The beginning of 1983 saw improvements from both Atari and Mattel. Atari realized their mistake of not supporting backwards compatibility to the 2600 and released an adapter for the 5200 allowing players to play Atari 2600 games. However, most fans of the 5200 were all about its superior graphical capabilities and weren’t interested in the 2600 anymore.

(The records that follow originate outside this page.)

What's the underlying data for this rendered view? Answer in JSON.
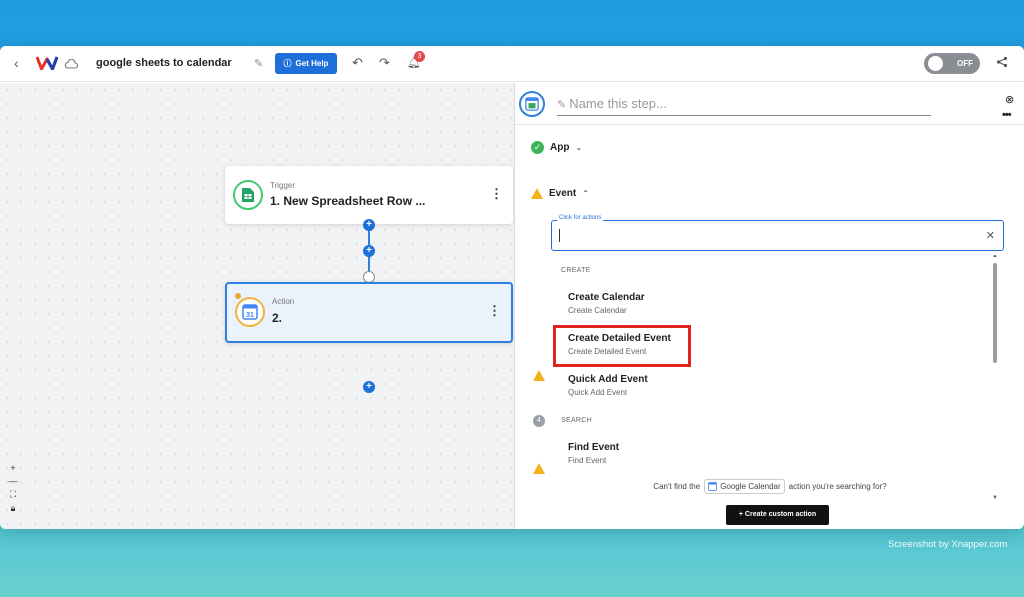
{
  "topbar": {
    "workflow_title": "google sheets to calendar",
    "help_label": "Get Help",
    "notification_count": "3",
    "toggle_label": "OFF"
  },
  "canvas": {
    "trigger": {
      "kind": "Trigger",
      "title": "1. New Spreadsheet Row ..."
    },
    "action": {
      "kind": "Action",
      "title": "2."
    }
  },
  "panel": {
    "name_placeholder": "Name this step...",
    "app_label": "App",
    "event_label": "Event",
    "search_label": "Click for actions",
    "step_number": "4",
    "sections": {
      "create": "CREATE",
      "search": "SEARCH"
    },
    "options": [
      {
        "title": "Create Calendar",
        "subtitle": "Create Calendar"
      },
      {
        "title": "Create Detailed Event",
        "subtitle": "Create Detailed Event"
      },
      {
        "title": "Quick Add Event",
        "subtitle": "Quick Add Event"
      },
      {
        "title": "Find Event",
        "subtitle": "Find Event"
      }
    ],
    "cant_find_prefix": "Can't find the",
    "cant_find_app": "Google Calendar",
    "cant_find_suffix": "action you're searching for?",
    "custom_action_label": "+ Create custom action"
  },
  "watermark": "Screenshot by Xnapper.com",
  "colors": {
    "primary": "#1e6fd9",
    "highlight": "#e0231d",
    "success": "#3cb55a",
    "warning": "#f2b21c"
  }
}
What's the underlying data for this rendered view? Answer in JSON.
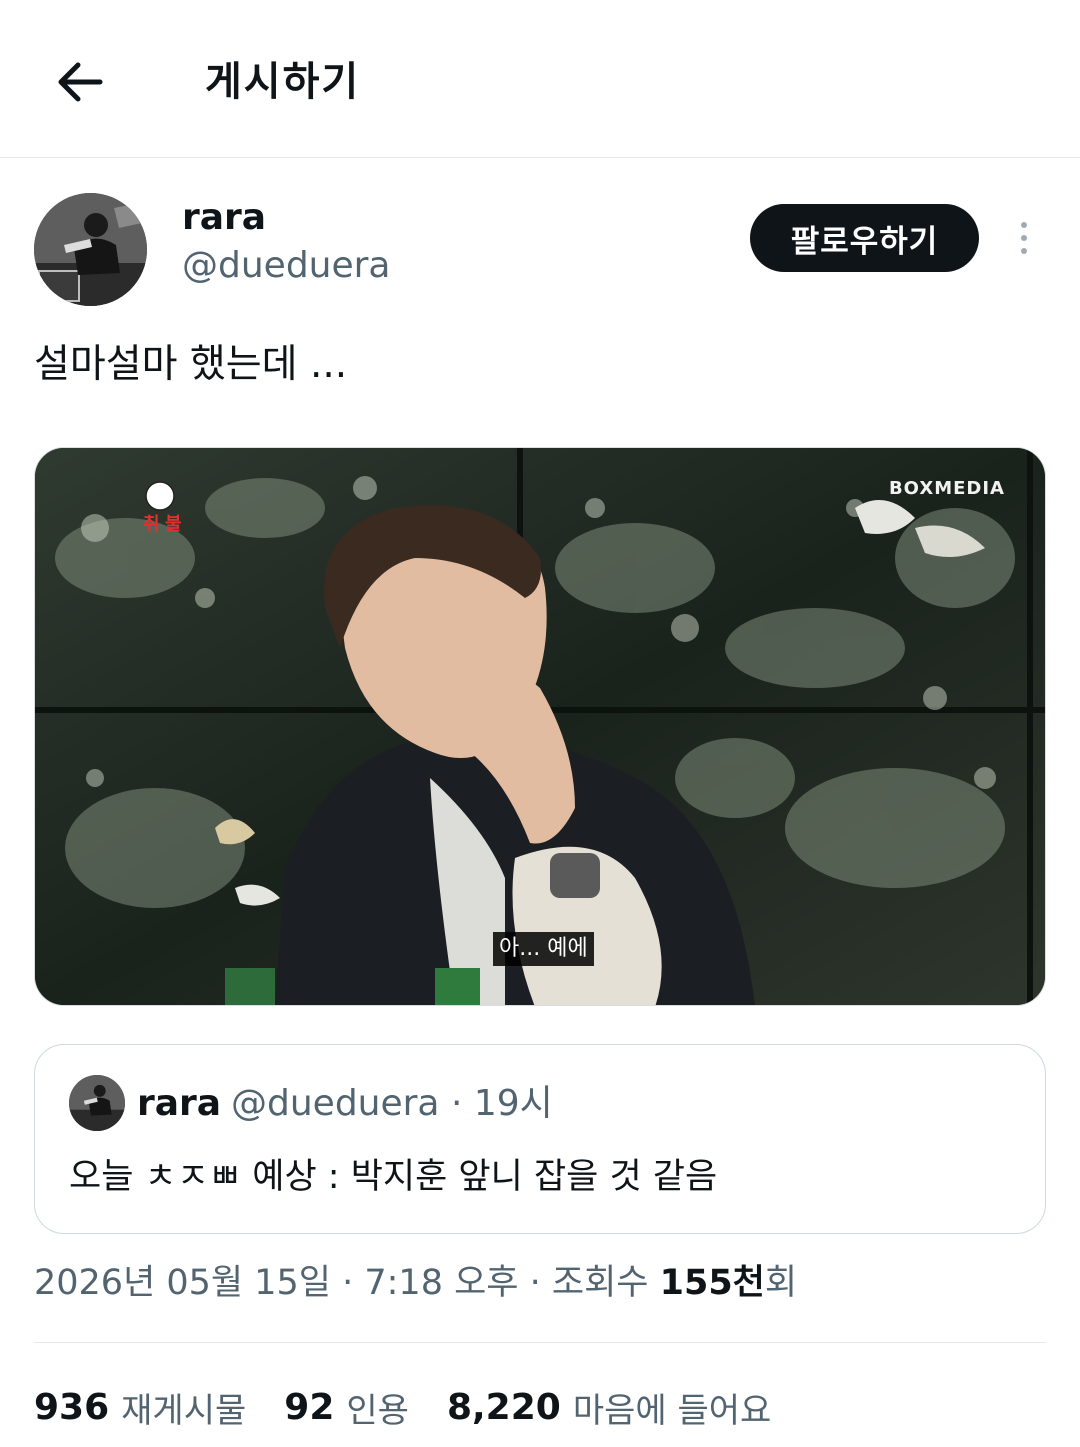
{
  "header": {
    "title": "게시하기"
  },
  "post": {
    "author": {
      "display_name": "rara",
      "handle": "@dueduera"
    },
    "follow_label": "팔로우하기",
    "text": "설마설마 했는데 ...",
    "media": {
      "watermark": "BOXMEDIA",
      "subtitle": "아... 예에"
    },
    "quote": {
      "display_name": "rara",
      "handle_time": "@dueduera · 19시",
      "text": "오늘 ㅊㅈㅃ 예상 : 박지훈 앞니 잡을 것 같음"
    },
    "meta": {
      "datetime": "2026년 05월 15일 · 7:18 오후 · 조회수 ",
      "views_number": "155천",
      "views_suffix": "회"
    },
    "stats": {
      "reposts_count": "936",
      "reposts_label": "재게시물",
      "quotes_count": "92",
      "quotes_label": "인용",
      "likes_count": "8,220",
      "likes_label": "마음에 들어요"
    }
  },
  "colors": {
    "text_primary": "#0f1419",
    "text_secondary": "#536471",
    "border": "#cfd9de",
    "button_bg": "#0f1419"
  },
  "icons": {
    "back": "arrow-left-icon",
    "more": "more-vertical-icon"
  }
}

Mattel, on the other hand, released a redesigned model of the Intellivision, named the Intellivision 2. Alongside it, they released the System Changer, which allowed players to play their favorite Atari 2600 games on the Intellivision 2. Because of the reason’s listed above, the System changer was not all that successful. As for the Intellivision 2 itself, many of the games which had been originally designed for the control scheme established by the original Intellivision were deemed nearly unplayable, obviously resulting in a loss of sales for Mattel.
It seems there is a general consensus that the ColecoVision, although technologically inferior, was superior in sales out of the three major systems. Can we conclude from this that the ColecoVision won this war? It’s hard to say. While each system were somewhat similar, each brought something different to the table. Every time one company “took the lead,” another would develop a product to outclass it.
And so, it seemed that this cycle would continue on for many years to come. Little did anybody know, the video game industry was about to take a major turn for the worse, taking the Atari, ColecoVision, Intellivision, and every other console with it.